Military chiefs face bashing in Chilcot Iraq war report, possibly published before Brexit vote

© Atef Hassan
Sir John Chilcot’s massively-delayed Iraq war report could be published before the EU referendum despite government plans to wait until the Brexit question is settled. Sources close to the inquiry say military top brass face harsh criticism.

Cabinet Office minister John Penrose said on Thursday that, since all the vetting on the two-million word document had taken place, there was nothing to stop the report being released before June 23.

The key question, according to a source quoted by the Times, is how criticism will be apportioned across the military, diplomatic and political spheres.

Launched in 2009, the inquiry finished taking evidence in 2011 and has run into serious delays, to the chagrin of MPs, campaigners and the families of those military personnel killed in the 2003 invasion and occupation.

On Friday, it was suggested some of the UK’s most senior military figures at the time could fully expect to receive stinging criticisms.

Commanders are expected to take fire for allowing themselves to be bullied into going to war by then-prime minister Tony Blair’s belligerent Downing Street administration.

Sources with knowledge of the report told the Guardian on Friday the now retired General Sir Mike Jackson, who was head of the army at the time, would be criticized.
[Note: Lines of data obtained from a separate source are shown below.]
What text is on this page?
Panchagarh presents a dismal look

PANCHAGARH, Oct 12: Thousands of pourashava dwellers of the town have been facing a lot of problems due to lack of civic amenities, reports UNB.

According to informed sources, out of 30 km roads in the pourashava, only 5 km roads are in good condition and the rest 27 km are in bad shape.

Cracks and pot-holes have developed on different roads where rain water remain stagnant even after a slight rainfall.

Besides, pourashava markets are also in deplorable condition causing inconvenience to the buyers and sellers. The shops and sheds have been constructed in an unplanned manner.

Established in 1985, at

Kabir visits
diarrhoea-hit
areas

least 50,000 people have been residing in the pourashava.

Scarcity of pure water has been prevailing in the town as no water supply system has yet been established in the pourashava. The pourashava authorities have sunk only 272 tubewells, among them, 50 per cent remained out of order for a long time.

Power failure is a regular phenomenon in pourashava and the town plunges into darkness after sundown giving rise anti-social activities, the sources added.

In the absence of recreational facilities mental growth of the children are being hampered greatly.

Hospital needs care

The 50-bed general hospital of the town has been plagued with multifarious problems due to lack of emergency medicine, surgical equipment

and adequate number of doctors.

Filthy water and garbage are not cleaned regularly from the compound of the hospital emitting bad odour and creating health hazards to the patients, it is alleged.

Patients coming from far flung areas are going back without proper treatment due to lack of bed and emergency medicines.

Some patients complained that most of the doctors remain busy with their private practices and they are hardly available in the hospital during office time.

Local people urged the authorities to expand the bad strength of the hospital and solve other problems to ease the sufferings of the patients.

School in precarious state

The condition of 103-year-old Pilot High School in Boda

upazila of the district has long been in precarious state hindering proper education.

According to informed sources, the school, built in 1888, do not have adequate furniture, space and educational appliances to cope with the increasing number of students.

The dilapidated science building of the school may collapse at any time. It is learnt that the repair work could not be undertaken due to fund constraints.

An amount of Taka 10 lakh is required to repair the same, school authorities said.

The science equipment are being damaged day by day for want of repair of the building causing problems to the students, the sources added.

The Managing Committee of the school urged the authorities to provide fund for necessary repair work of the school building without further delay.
General Sir Nicholas Houghton, who in 2003 was in charge of military operations in Iraq, will also be attacked. He is still serving and, as current Chief of the Defence Staff, is Britain’s most senior military figure.

The question is what proportion of blame is going to be on the politicians, on the military, and on the civil servants,” another source involved in the inquiry told the Guardian.

In a Commons debate on Thursday, Tory MP David Davis and Labour MP Paul Flynn pushed for publication at the earliest possible point.

Flynn called the delay “wicked and sinful,” while Davis said there “will be an uproar” if there is perceived to be foot-dragging over the report’s publication on the tenuous basis that its findings would impact the outcome of the EU referendum.